Несколько минут прошло в полном молчании. Со своего наблюдательного пункта Митя видел, что Горбунов нервничает. Наконец дверь скрипнула, и появился художник, за ним шла Катя. И отец и дочь улыбались — добродушно и вместе с тем несколько загадочно. В руках у художника был какой-то таинственный предмет, отливавший гранитным блеском, — приглядевшись, Митя увидел, что это шкатулка — точно такая стояла на комоде у матери, в старину в таких шкатулках хранили под ключом чай и сахар. С помощью Кати и Горбунова художник водрузил шкатулку на каминную доску и уселся на прежнее место. Некоторое время слышен был только гул огня и затрудненное дыхание художника. Затем разговор возобновился.

— Вы должны меня извинить, Виктор Иванович… (Горбунов хотел возражать, но художник не позволил.) Виноват я, а не вы. Вы по нечаянности наступили на мою любимую мозоль, а я не стерпел и нагрубил. Нагрубить, как известно, можно и молча. Мне ни с того ни с сего помстилось, будто меня попрекают старостью. (Горбунов опять попытался возразить, и опять безуспешно.) Дослушайте. Я ненавижу старость. Не близость смерти — от страха смерти я радикально излечился, — а именно старость, начинающийся распад личности.
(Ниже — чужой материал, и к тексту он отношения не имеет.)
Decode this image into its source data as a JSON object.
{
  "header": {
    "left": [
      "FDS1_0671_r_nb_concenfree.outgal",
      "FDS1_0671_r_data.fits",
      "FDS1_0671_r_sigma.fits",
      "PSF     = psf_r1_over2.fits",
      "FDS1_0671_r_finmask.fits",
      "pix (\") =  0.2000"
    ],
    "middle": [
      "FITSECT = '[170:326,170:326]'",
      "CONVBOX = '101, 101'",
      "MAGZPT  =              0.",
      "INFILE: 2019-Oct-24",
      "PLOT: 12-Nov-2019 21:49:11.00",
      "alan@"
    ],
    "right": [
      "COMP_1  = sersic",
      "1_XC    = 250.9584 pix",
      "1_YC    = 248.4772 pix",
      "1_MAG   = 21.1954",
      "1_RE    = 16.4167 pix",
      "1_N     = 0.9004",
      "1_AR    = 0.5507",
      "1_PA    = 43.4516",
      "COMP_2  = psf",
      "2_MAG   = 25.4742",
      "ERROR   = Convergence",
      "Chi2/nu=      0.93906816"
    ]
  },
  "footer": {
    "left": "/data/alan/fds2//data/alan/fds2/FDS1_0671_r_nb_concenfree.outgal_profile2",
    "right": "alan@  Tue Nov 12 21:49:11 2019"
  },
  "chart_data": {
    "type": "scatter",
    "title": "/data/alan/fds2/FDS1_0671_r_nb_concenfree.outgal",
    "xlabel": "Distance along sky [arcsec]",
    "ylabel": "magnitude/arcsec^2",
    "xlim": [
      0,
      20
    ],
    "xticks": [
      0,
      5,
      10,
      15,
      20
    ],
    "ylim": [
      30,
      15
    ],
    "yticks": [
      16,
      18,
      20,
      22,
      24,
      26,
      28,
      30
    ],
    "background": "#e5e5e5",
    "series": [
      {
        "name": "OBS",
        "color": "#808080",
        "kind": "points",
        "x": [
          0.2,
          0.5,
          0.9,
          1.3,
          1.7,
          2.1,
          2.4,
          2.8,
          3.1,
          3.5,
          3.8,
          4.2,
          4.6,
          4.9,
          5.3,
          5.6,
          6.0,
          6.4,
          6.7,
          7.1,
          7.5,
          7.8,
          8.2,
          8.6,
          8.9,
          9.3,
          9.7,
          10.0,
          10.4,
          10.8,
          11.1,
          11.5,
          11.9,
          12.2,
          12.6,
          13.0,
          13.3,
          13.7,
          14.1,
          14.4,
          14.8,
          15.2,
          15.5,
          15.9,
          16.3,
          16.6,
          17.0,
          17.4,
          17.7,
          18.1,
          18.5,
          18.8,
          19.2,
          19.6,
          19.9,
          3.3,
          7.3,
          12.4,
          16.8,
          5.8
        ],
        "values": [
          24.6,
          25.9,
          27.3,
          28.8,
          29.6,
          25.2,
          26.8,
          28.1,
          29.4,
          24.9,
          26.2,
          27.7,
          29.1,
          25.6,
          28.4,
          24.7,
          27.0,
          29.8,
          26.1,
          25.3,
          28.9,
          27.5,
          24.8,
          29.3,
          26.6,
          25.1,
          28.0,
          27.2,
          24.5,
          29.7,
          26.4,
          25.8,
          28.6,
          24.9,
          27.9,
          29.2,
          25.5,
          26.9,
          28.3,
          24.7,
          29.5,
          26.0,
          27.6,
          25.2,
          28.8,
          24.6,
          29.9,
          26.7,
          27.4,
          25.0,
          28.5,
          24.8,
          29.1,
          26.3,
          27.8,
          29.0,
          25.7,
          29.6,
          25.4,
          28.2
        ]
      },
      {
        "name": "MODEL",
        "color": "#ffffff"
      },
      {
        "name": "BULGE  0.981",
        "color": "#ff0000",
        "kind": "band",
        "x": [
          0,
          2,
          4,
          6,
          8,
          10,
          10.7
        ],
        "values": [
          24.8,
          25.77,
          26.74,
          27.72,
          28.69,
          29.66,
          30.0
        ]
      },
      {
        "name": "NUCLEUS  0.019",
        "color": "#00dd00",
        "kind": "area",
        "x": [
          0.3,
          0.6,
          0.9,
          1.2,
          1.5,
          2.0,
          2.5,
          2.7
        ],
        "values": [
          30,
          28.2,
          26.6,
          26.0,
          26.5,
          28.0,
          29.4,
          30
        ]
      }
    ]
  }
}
То обстоятельство, что с возрастом у людей угасает деятельность некоторых желез, еще не дает им права становиться мелочными и неопрятными и докучать окружающим разговорами о том, как у них функционирует кишечник. Все это в достаточной степени противно. Но еще противнее старческий консерватизм, лихость и безапелляционность старческих приговоров. Если у человека стало меньше сил — это еще не старость. Старость — это когда с человеком становится бессмысленно спорить. Вот почему, уклонившись от спора, вы нанесли мне удар в самое чувствительное место…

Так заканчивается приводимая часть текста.